With each challenge and change that colonization brought along, however, her hope and optimism had begun to waver. The voices of guilt in her head, calling her heartless for choosing to raise a second child in such a corrupted nation, had only grown louder and louder, to the point where depression began to stem from her self-accusatory thoughts. It had struck her that I'd never grow up to see the blue sky, nor the green grass, nor the vibrant colors that had once bloomed in Chronicles, but empty, endless darkness, both in the womb and out. It was nearly impossible to find visual pleasures in this post-Blackout Chronicles, after all; instead, everything showed up as shapeless lumps with indistinct outlines in the pitch-black.

Yet none of these absences mattered to me. As I had never experienced any light or warmth, constant darkness and cold simply became a part of my daily life. I grew up unaware of the glow produced by desk lamps and flashlights, of the cozy feeling of mittens and furnaces. I was, unlike many of those who'd lived before me and were living alongside me now, perfectly content with everything I had.
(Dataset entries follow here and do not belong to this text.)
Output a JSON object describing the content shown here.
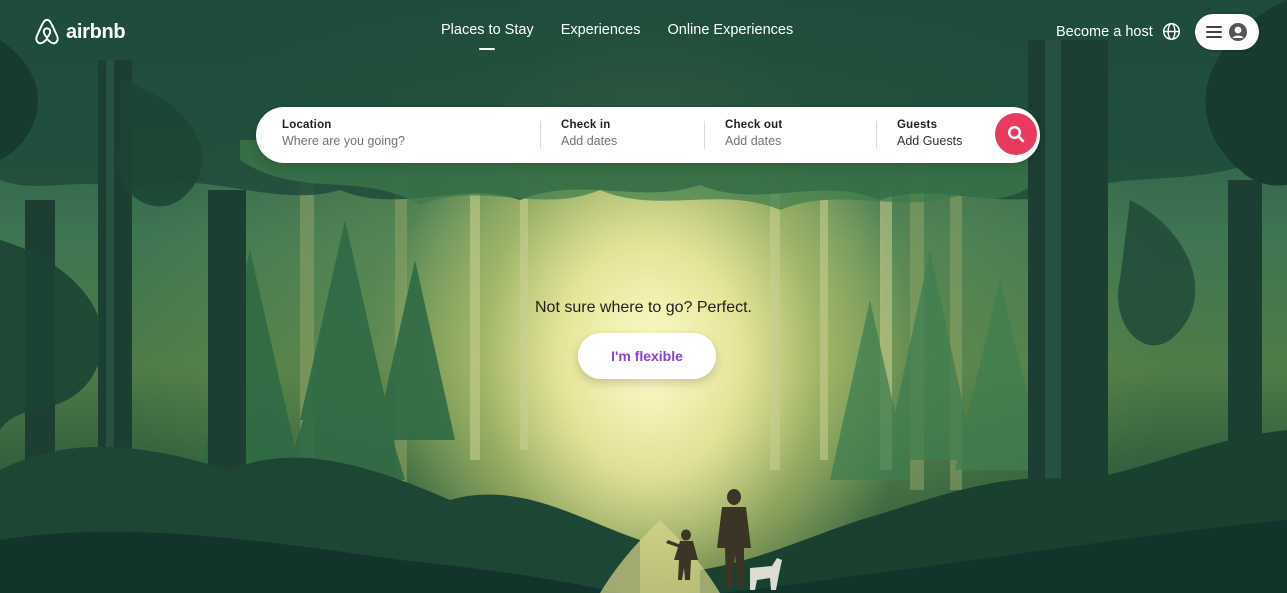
{
  "brand": {
    "name": "airbnb",
    "accent_color": "#ea3a5f",
    "logo_icon": "airbnb-belo-icon"
  },
  "nav": {
    "items": [
      {
        "label": "Places to Stay",
        "active": true
      },
      {
        "label": "Experiences",
        "active": false
      },
      {
        "label": "Online Experiences",
        "active": false
      }
    ]
  },
  "header_right": {
    "host_label": "Become a host",
    "language_icon": "globe-icon",
    "menu_icon": "hamburger-icon",
    "profile_icon": "user-avatar-icon"
  },
  "search": {
    "location": {
      "label": "Location",
      "placeholder": "Where are you going?"
    },
    "check_in": {
      "label": "Check in",
      "value": "Add dates"
    },
    "check_out": {
      "label": "Check out",
      "value": "Add dates"
    },
    "guests": {
      "label": "Guests",
      "value": "Add Guests"
    },
    "button_icon": "search-icon"
  },
  "hero": {
    "prompt": "Not sure where to go? Perfect.",
    "cta_label": "I'm flexible",
    "cta_color": "#8a43c9"
  }
}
This was much unlike my elder sister, who had been seven years old during the year when I was born. She'd seen lots of things I hadn't, and though she wasn't the type of person to complain about something that couldn't be changed by human hands, I knew there had to be times when she yearned for the out-of-reach memories of the past. Sometimes I envied her for the time she'd spent living in the Chronicles before the Ereban occupation, though on other occasions, it was she that envied me. I couldn't possibly fathom why anyone would prefer my ignorance when they were fortunate enough to possess the opposite. When I voiced the question aloud, Lia simply smiled and told me that there came certain moments when she wished she could forget altogether about how Chronicles had looked before her seventh birthday. I didn't need to ask any more, nor did she need to tell me. At times, it truly was better to be figuratively kept in the dark, to not know rather than to know.

Of course, this wasn't true all the time, and it had been through experience that I had been able to gain such knowledge on my own.

This realization had come to me at age eight, along with a new piece of information that had proved to be several times harder to absorb and accept than the first.

Up until I was eight years old, up until I became informed of this answer, I hadn't known the reason why I was kept indoors all day. Why, on the days Lia had accompanied Mother to the market, I'd been left alone at home. Why the number of secretive conversations between the two of them had seemed to be increasing, conversations in which they'd exchanged barely audible words like "government" and "soldiers" in hushed and anxious undertones.